One of the challenges with thin films is that they are typically less efficient than traditional silicon-based solar cells. In 2006, California’s SunPower introduced its silicon-based cell that boasted a record-breaking 22% conversion of sunlight into electricity (most are less than 20% efficient). Thin films currently convert less than 15%.

Silicon-based systems make up 86% of the world’s solar panels, but are ultimately highly limited in scope. In 2006 their production ate up one third of the world’s electronic-grade silicon, thereby hampering manufacturing capabilities, and preventing the industry from meeting demand. A primary attraction for polymer-based thin film technologies is that they don't use a jot of silicon.

What Mitra says sets his apart from other thin-film applications is the speed with which the Buckyball-nanotube complex conducts the electricity, thereby catapulting efficiency... in theory, at least. According to Mitra, their lab test cells are not exactly screaming fast, but the first challenge was simply to make a system that works, which they have successfully done.
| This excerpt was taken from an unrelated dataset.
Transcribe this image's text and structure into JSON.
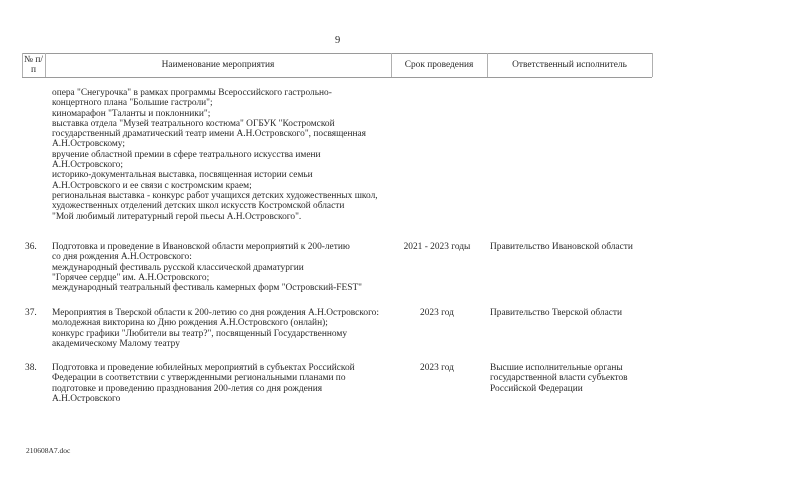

The Buckyball-fullerine complex “can be added to any solar to enhance it further, even the quantum dot one,” says Mitra. Quantum Dot solar cells, or QD for short, are nanocrystals embedded in a support matrix. The size of the dot dictates what wavelengths it absorbs, thereby allowing the dots to be tuned to whatever wavelength the support matrix best transmits, making them incredibly efficient.

Where the theoretical efficiency limit of silicon-based cells is on the order of 33%, QD’s is more than 40%. The firm Evident Technologies, which is developing QDs, claims it is as high as 60%. In any event, it’s a lot better than what is currently on my garage roof. Adding Mitra’s technology to QDs would supposedly further boost the amount of sunlight transformed into electricity.

There are other highly effective technologies on the rise, of course. Last year, Boeing announced it had made prototype solar cells that reached just over 40% efficiency - the most efficient ones produced to date. Apparently, Sharp Electronics has made cells reaching 36%.

The battle to make low-cost, efficient solar cells that everyone can use and afford is roiling with hundreds of firms trying to hit it big with the technology that will light every house in sun soaked regions of America and beyond. Whether it’s Mitra’s or someone else’s that wins the race, the future of solar technology looks very bright indeed.